Lower bound on uncertainty reduction

147 Views Asked by At

Let $T$ be a set of tuples such that each score tuple $s(t_i)$, $t_i \in T$ is uncertain (i.e., not known deterministically). The score $s(t_i)$ can be represented as a uniform probability density function.

Suppose I want to order the tuples in the set $T$ according to their score, i.e., the higher is the score, the higher is the ranking. Since the score distributions of a two tuples $t_i$ and $t_j$ may overlap, the order of these tuples may not be defined. Thus, multiple orderings may be possible.

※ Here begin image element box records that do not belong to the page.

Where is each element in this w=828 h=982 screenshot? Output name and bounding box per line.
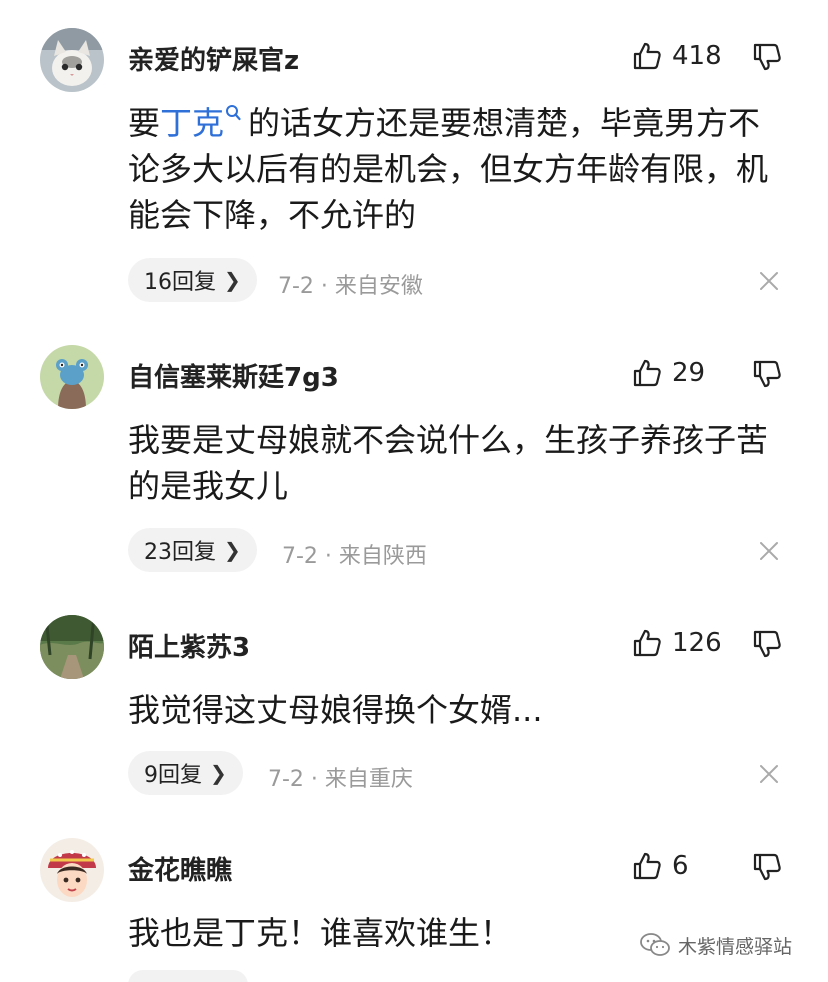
watermark: 木紫情感驿站	[640, 930, 792, 960]
avatar[interactable]	[40, 28, 104, 92]
chevron-right-icon: ❯	[224, 268, 241, 292]
thumbs-up-icon	[633, 359, 661, 387]
reply-button[interactable]: 16回复 ❯	[128, 258, 257, 302]
like-button[interactable]: 126	[632, 623, 722, 663]
username[interactable]: 陌上紫苏3	[128, 627, 250, 664]
like-button[interactable]: 29	[632, 353, 705, 393]
like-count: 29	[672, 358, 706, 388]
wechat-icon	[640, 933, 670, 956]
comment-text-before: 要	[128, 104, 161, 142]
thumbs-down-icon[interactable]	[752, 359, 782, 389]
comment-meta: 7-2 · 来自重庆	[268, 767, 413, 792]
thumbs-down-icon[interactable]	[752, 42, 782, 72]
close-icon[interactable]	[758, 540, 780, 562]
reply-button[interactable]: 23回复 ❯	[128, 528, 257, 572]
like-button[interactable]: 6	[632, 846, 689, 886]
avatar[interactable]	[40, 838, 104, 902]
username[interactable]: 亲爱的铲屎官z	[128, 40, 299, 77]
reply-label: 16回复	[144, 270, 216, 295]
comment-meta: 7-2 · 来自陕西	[282, 544, 427, 569]
thumbs-up-icon	[633, 852, 661, 880]
watermark-text: 木紫情感驿站	[678, 935, 793, 958]
avatar[interactable]	[40, 345, 104, 409]
avatar[interactable]	[40, 615, 104, 679]
thumbs-up-icon	[633, 42, 661, 70]
close-icon[interactable]	[758, 763, 780, 785]
reply-label: 23回复	[144, 540, 216, 565]
thumbs-down-icon[interactable]	[752, 629, 782, 659]
comment-feed: 亲爱的铲屎官z 418 要丁克 的话女方还是要想清楚，毕竟男方不论多大以后有的是机…	[0, 0, 828, 982]
chevron-right-icon: ❯	[224, 538, 241, 562]
like-count: 6	[672, 851, 689, 881]
comment-text: 我觉得这丈母娘得换个女婿...	[128, 691, 543, 729]
search-icon[interactable]	[224, 104, 242, 122]
reply-button[interactable]	[128, 970, 248, 982]
comment-text: 我也是丁克！谁喜欢谁生！	[128, 914, 513, 952]
reply-label: 9回复	[144, 763, 202, 788]
chevron-right-icon: ❯	[210, 761, 227, 785]
thumbs-down-icon[interactable]	[752, 852, 782, 882]
like-button[interactable]: 418	[632, 36, 722, 76]
thumbs-up-icon	[633, 629, 661, 657]
comment-text: 我要是丈母娘就不会说什么，生孩子养孩子苦的是我女儿	[128, 421, 769, 505]
comment-meta: 7-2 · 来自安徽	[278, 274, 423, 299]
username[interactable]: 金花瞧瞧	[128, 850, 232, 887]
like-count: 418	[672, 41, 722, 71]
reply-button[interactable]: 9回复 ❯	[128, 751, 243, 795]
keyword-link[interactable]: 丁克	[160, 104, 224, 142]
comment-text: 要丁克 的话女方还是要想清楚，毕竟男方不论多大以后有的是机会，但女方年龄有限，机能…	[128, 100, 788, 238]
like-count: 126	[672, 628, 722, 658]
close-icon[interactable]	[758, 270, 780, 292]
username[interactable]: 自信塞莱斯廷7g3	[128, 357, 339, 394]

Let $S$ be the space of possible orderings of the tuples in $T$, which is associated with an uncertainty value $U(S)$ (computed according to a predefined metrics, e.g., entropy).

My goal is to reduce the uncertainty $U(S)$ of the space of possible orderings. In order to do that, I have access to a source of information that, if queried, produces new information (e.g., information about the relative ordering of two tuples in the set), which can be used in order to reduce the uncertainty $U(S)$ (deleting some of the possible orderings from the space $S$). $N$ possible queries are available. Each time this source is queried, the uncertainty is modified so that the residual uncertainty in the space is less or equal to the original one.

This source can be queried just $Q$ times ($0 < Q \leq N$). Thus, at the $i$-th step, the residual uncertainty is $U(S_{i-1})$ and the $i$-th query produces an uncertainty reduction comprised in $[0,U(S_{i-1})]$. Specifically:

  • Step 0: U(S), no questions asked
  • Step 1: $0 \leq U(S_1) \leq U(S)$, one queries asked
  • Step 2: $0 \leq U(S_2) \leq U(S_1)$, two queries asked
  • ...
  • Step $Q$: $0 \leq U(S_Q) \leq U(S_{Q-1})$, $Q$ queries asked

Notice that two different queries may bring to different uncertainty reductions, i.e., a query may be more promising than another one.

My question is: is it possible to compute a lower bound on the residual uncertainty after $Q$ queries (that is not $lb = 0$), given the fact that I don't know a-priori the sequence of queries that will be asked to the source of information?